The amended constitution also underscored the party’s “absolute” leadership over the military. The changes come in the aftermath of a sweeping military reshuffle induced by the purging of former Central Military Commission vice-chairmen Xu Caihou and Guo Boxiong for political conspiracy and corruption.
In addition, the constitution stresses the need for more sustainable development and confidence in the country’s culture – both traditional and revolutionary – to realise the great rejuvenation of the Chinese nation.
Political historian Zhang Lifan said the additions basically reflected the values of Xi, a member of the elite who came of age in the decade-long Cultural Revolution.
“The charter revision reflects that power is more concentrated in Xi,” Zhang said.
Capital Economics China economist Julian Evans-Pritchard said Xi appeared to command near-unprecedented political power.
“The strongest evidence comes from [Tuesday’s] revisions to the party’s constitution, while Xi’s banner term was enshrined in the constitution alongside the banner terms of his predecessors,” Evans-Pritchard said.
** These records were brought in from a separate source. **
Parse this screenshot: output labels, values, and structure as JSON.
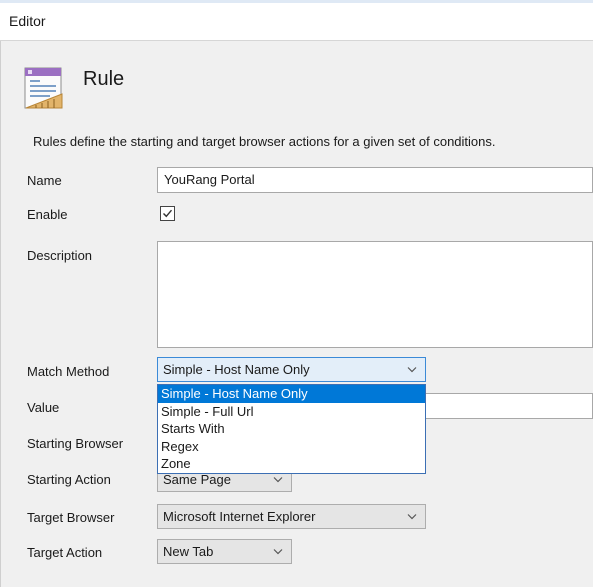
{
  "window": {
    "title": "Editor"
  },
  "header": {
    "icon": "rule-document-icon",
    "heading": "Rule",
    "description": "Rules define the starting and target browser actions for a given set of conditions."
  },
  "form": {
    "name": {
      "label": "Name",
      "value": "YouRang Portal"
    },
    "enable": {
      "label": "Enable",
      "checked": true
    },
    "description": {
      "label": "Description",
      "value": ""
    },
    "match_method": {
      "label": "Match Method",
      "value": "Simple - Host Name Only",
      "options": [
        "Simple - Host Name Only",
        "Simple - Full Url",
        "Starts With",
        "Regex",
        "Zone"
      ],
      "open": true
    },
    "value": {
      "label": "Value",
      "value": ""
    },
    "starting_browser": {
      "label": "Starting Browser"
    },
    "starting_action": {
      "label": "Starting Action",
      "value": "Same Page"
    },
    "target_browser": {
      "label": "Target Browser",
      "value": "Microsoft Internet Explorer"
    },
    "target_action": {
      "label": "Target Action",
      "value": "New Tab"
    }
  },
  "colors": {
    "selection": "#0078d7",
    "focus_border": "#3b8ad7",
    "window_bg": "#f0f0f0"
  }
}
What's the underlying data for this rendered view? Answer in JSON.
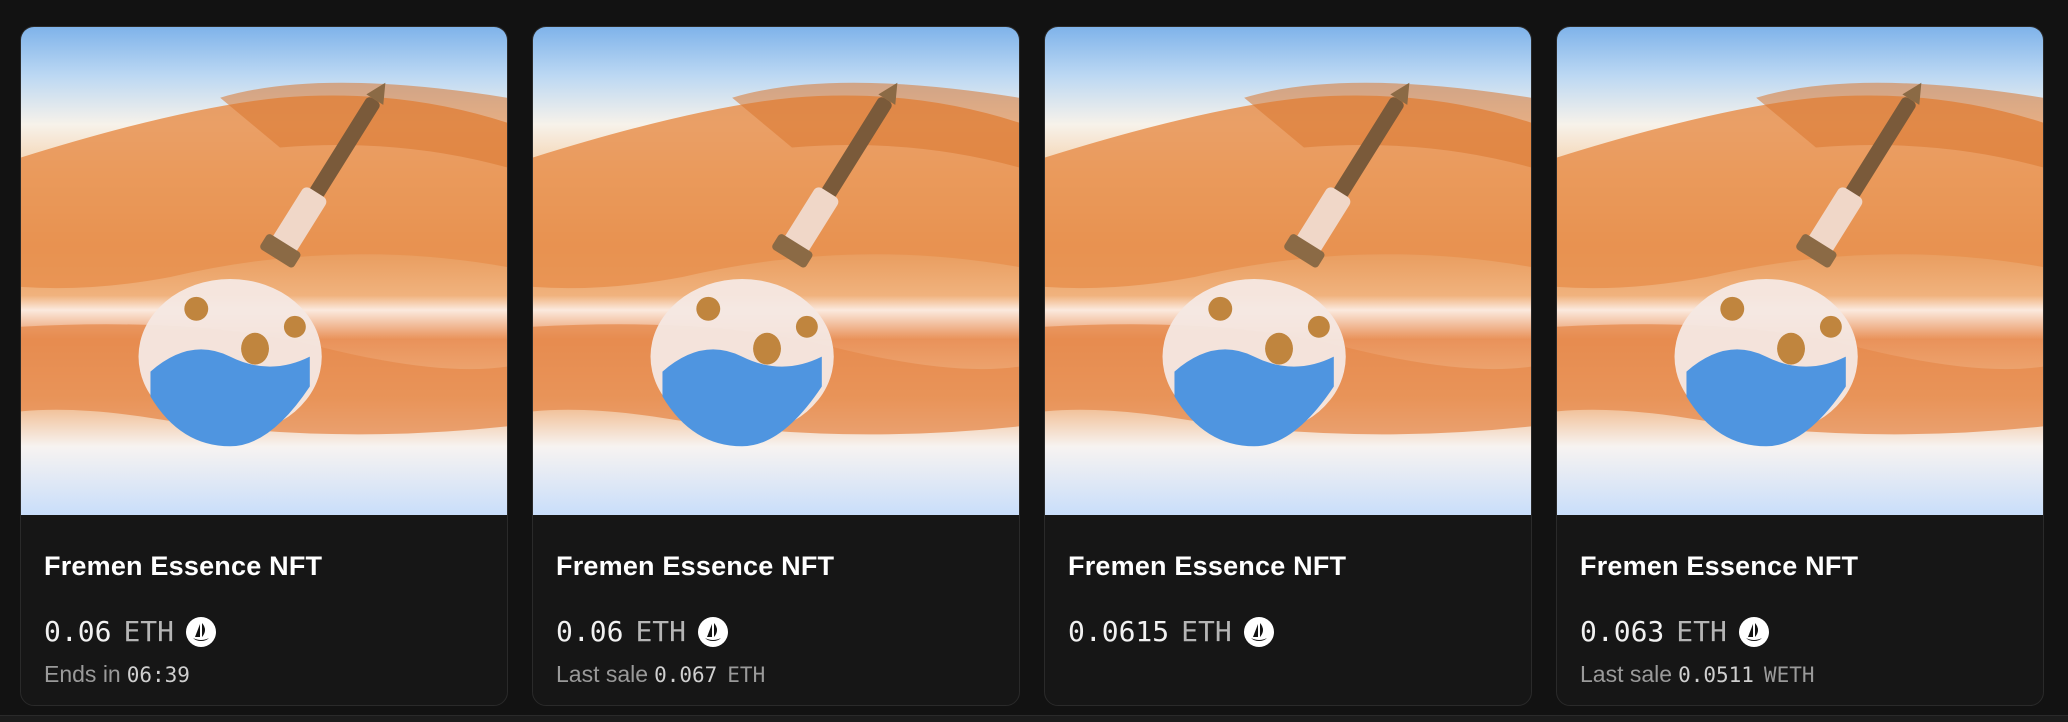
{
  "cards": [
    {
      "title": "Fremen Essence NFT",
      "price": "0.06",
      "currency": "ETH",
      "sub_label": "Ends in",
      "sub_value": "06:39",
      "sub_unit": ""
    },
    {
      "title": "Fremen Essence NFT",
      "price": "0.06",
      "currency": "ETH",
      "sub_label": "Last sale",
      "sub_value": "0.067",
      "sub_unit": "ETH"
    },
    {
      "title": "Fremen Essence NFT",
      "price": "0.0615",
      "currency": "ETH",
      "sub_label": "",
      "sub_value": "",
      "sub_unit": ""
    },
    {
      "title": "Fremen Essence NFT",
      "price": "0.063",
      "currency": "ETH",
      "sub_label": "Last sale",
      "sub_value": "0.0511",
      "sub_unit": "WETH"
    }
  ],
  "icons": {
    "marketplace": "opensea-ship-icon"
  },
  "colors": {
    "background": "#121212",
    "card": "#161616",
    "title": "#ffffff",
    "muted": "#9a9a9a"
  }
}
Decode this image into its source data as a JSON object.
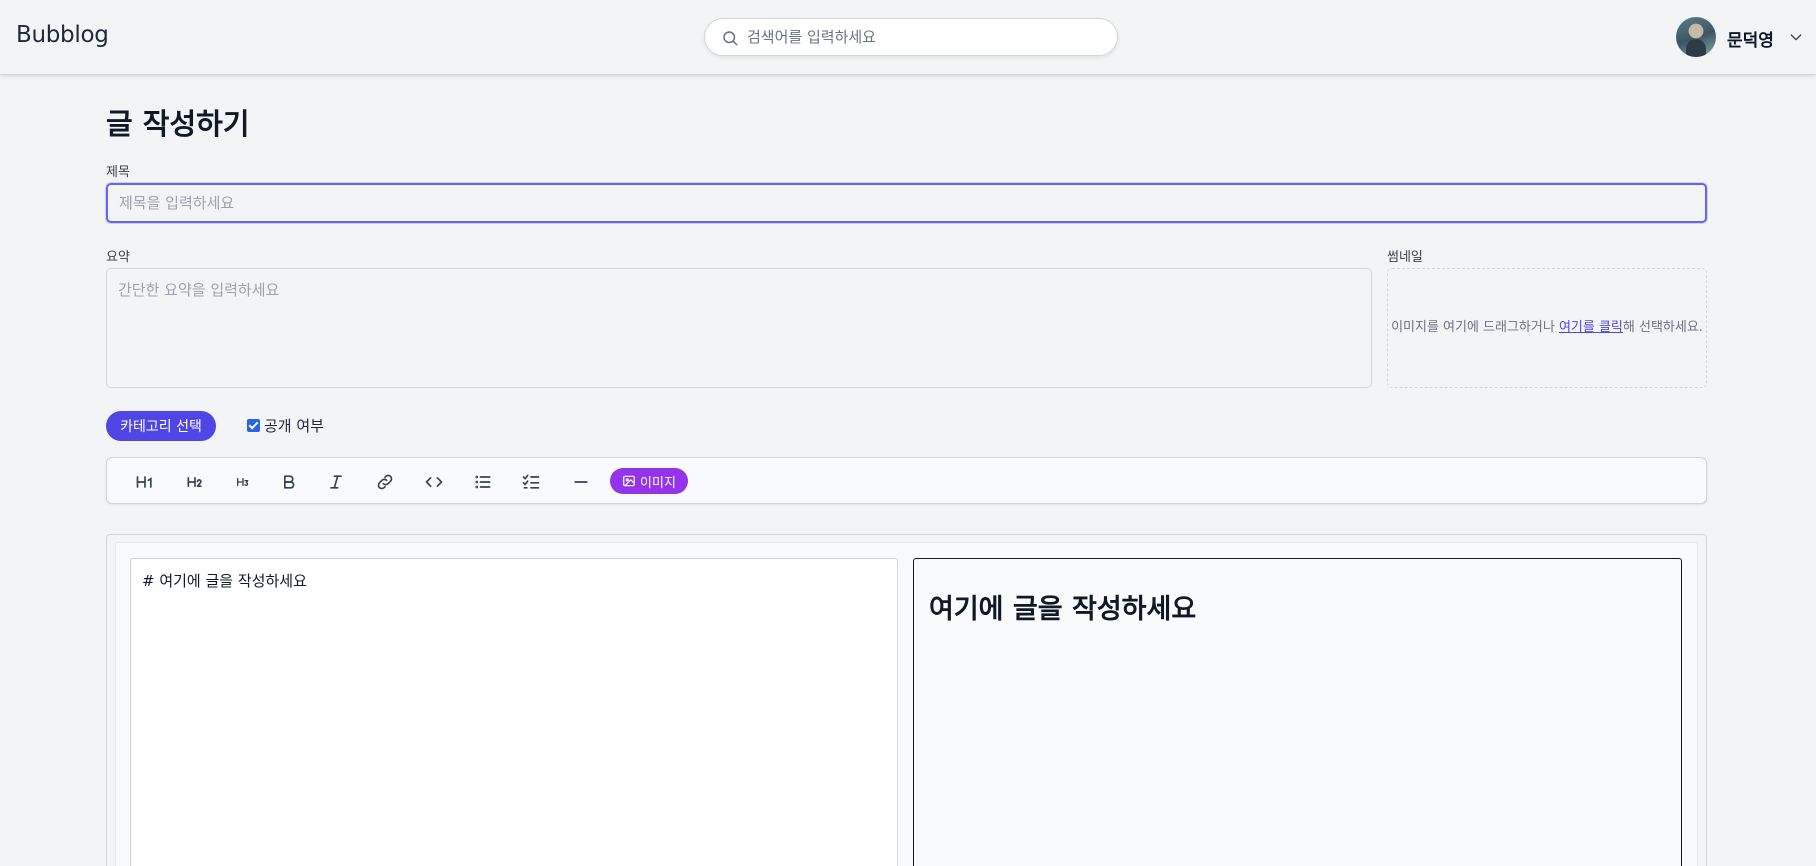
{
  "header": {
    "logo": "Bubblog",
    "search_placeholder": "검색어를 입력하세요",
    "user_name": "문덕영"
  },
  "page": {
    "title": "글 작성하기"
  },
  "form": {
    "title_label": "제목",
    "title_placeholder": "제목을 입력하세요",
    "summary_label": "요약",
    "summary_placeholder": "간단한 요약을 입력하세요",
    "thumbnail_label": "썸네일",
    "thumbnail_text_before": "이미지를 여기에 드래그하거나 ",
    "thumbnail_link": "여기를 클릭",
    "thumbnail_text_after": "해 선택하세요.",
    "category_button": "카테고리 선택",
    "public_label": "공개 여부",
    "public_checked": true
  },
  "toolbar": {
    "image_button": "이미지"
  },
  "editor": {
    "markdown": "# 여기에 글을 작성하세요",
    "preview_heading": "여기에 글을 작성하세요"
  },
  "colors": {
    "accent": "#4f46e5",
    "image_button": "#9333ea",
    "focus_border": "#6366f1"
  }
}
While Xi’s predecessors, Jiang Zemin and Hu Jintao, also made contributions to the party’s constitution, neither was featured by name. Xi’s theories were listed alongside with those of late leaders Mao Zedong and Deng Xiaoping.
But Zhang said it was unclear what real impact Xi’s thoughts would have on the way the party was run.
“I doubt whether party members will faithfully abide by the constitution. As the party is ruled by itself without supervision from other parties, the effectiveness of party discipline remains a question,” he said.